Austrian actor, singer and theatre director

Johann Heinrich Böhm (1740 in Upper Austria – 1792 in Aachen) was an Austrian actor, singer, theater manager and theatre director.

== Life and career ==
There are hardly any records of the early years of Böhm, who obviously grew up and trained in the Viennese theatre tradition. He is first mentioned in 1770 as a performer in the theatre company of theatre manager Kajetan von Schaumburg in Brno, whose troupe he took over in September of the same year. Böhm went on the road with this travelling theatre over the next few years, trying to raise the standard by performing less burlesque performances. In 1776, Böhm first gave guest performances at the Theater am Kärntnertor in Vienna, where he worked with Jean Georges Noverre, among others, and two years later at Vienna's Burgtheater at Michaelerplatz, where he himself also appeared as an actor, singer and director.

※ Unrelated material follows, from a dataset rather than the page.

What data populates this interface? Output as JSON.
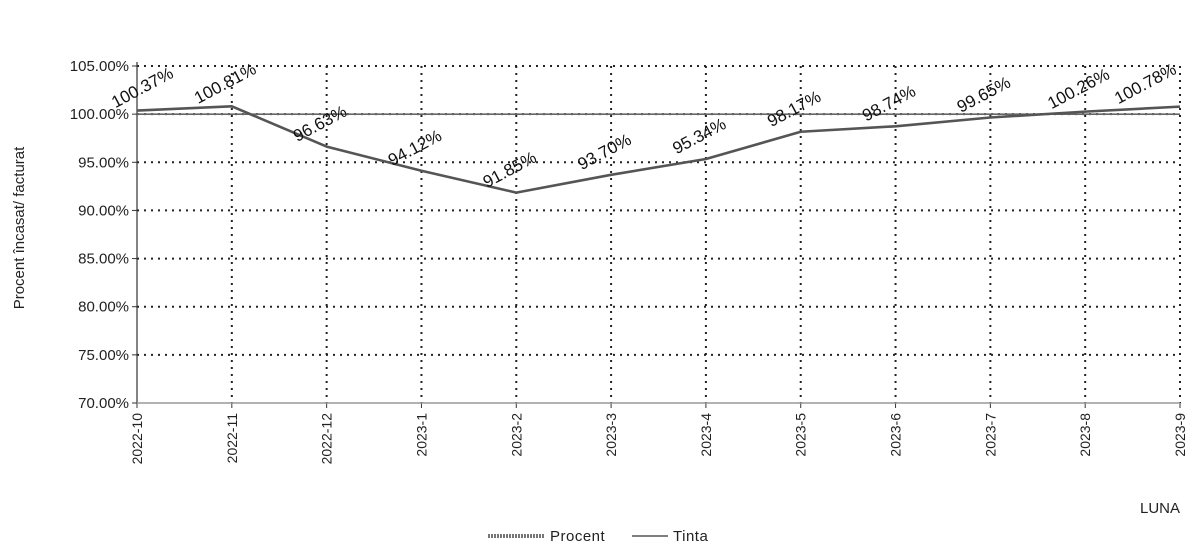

From 1778, Böhm went on tour again with his theatre company, which also had its own orchestra attached, first to Salzburg, where he met Leopold Mozart, who paid him high tribute for his performance practice. During this time, he also developed a lifelong friendship with Leopold's son Wolfgang Amadeus Mozart, who composed the fragmentary Singspiel Zaide (KV 344/366b) for him in 1779. A year later, Böhm made a guest appearance in Augsburg, where in May he performed Mozart's opera La finta giardiniera in the German translation by Franz Xaver Stierle under the title Die verstellte Gärtnerin.